10. according to memory structure in any one of the preceding claims wherein, it is characterized in that, described reservoir part is set to adjacent one another are, and is provided with the component allowing ammonia to flow between two adjacent reservoir part.

11. memory structures according to last item claim, is characterized in that, described structure comprises the component allowing ammonia to flow between two adjacent reservoir part.

12. memory structures according to last item claim, is characterized in that, control the component that described permission ammonia flows between two adjacent reservoir part, thus control the flowing of ammonia between two adjacent reservoir part.

13. memory structures according to claim 10, is characterized in that, described structure comprises the passive gas transport device for allowing ammonia to flow between two adjacent reservoir part, such as pipeline or scatterer.

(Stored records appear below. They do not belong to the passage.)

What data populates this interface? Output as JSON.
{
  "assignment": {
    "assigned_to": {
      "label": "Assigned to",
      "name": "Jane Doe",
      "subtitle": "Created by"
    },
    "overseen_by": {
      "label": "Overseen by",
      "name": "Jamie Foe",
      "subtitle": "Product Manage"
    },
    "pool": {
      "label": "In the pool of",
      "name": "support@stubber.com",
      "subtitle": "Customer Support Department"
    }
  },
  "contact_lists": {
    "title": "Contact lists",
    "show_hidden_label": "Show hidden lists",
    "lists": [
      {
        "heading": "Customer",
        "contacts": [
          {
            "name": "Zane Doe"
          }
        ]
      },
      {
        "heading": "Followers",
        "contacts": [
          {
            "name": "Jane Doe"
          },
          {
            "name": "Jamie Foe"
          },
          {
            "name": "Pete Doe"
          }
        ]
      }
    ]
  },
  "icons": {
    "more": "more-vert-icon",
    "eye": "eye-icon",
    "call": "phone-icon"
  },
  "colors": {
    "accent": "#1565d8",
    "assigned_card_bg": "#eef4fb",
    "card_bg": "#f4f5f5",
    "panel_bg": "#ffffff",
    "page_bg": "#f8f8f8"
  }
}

14. 1 kinds of storages for vehicle and remove the system of ammonia, described system comprises storage box body, it is characterized in that, described storage box body comprises according to memory structure in any one of the preceding claims wherein.

15. 1 kinds of control methods, described control method is used for storage according to last item claim and removes the memory structure of system of ammonia, and described control method comprises:

First step (601), for controlling the heating unit of the first reservoir part, to discharge the ammonia be stored in described first reservoir part, and

Second step (602), for monitoring the amount of the ammonia discharged by described first reservoir part and/or being stored in the amount of the ammonia in described first reservoir part.

16. 1 kinds, for the system of the SCR of engine exhaust gas, is characterized in that, the system of described SCR comprises: the system of storage of ammonia according to claim 15, and for ammonia being injected into the module in waste gas.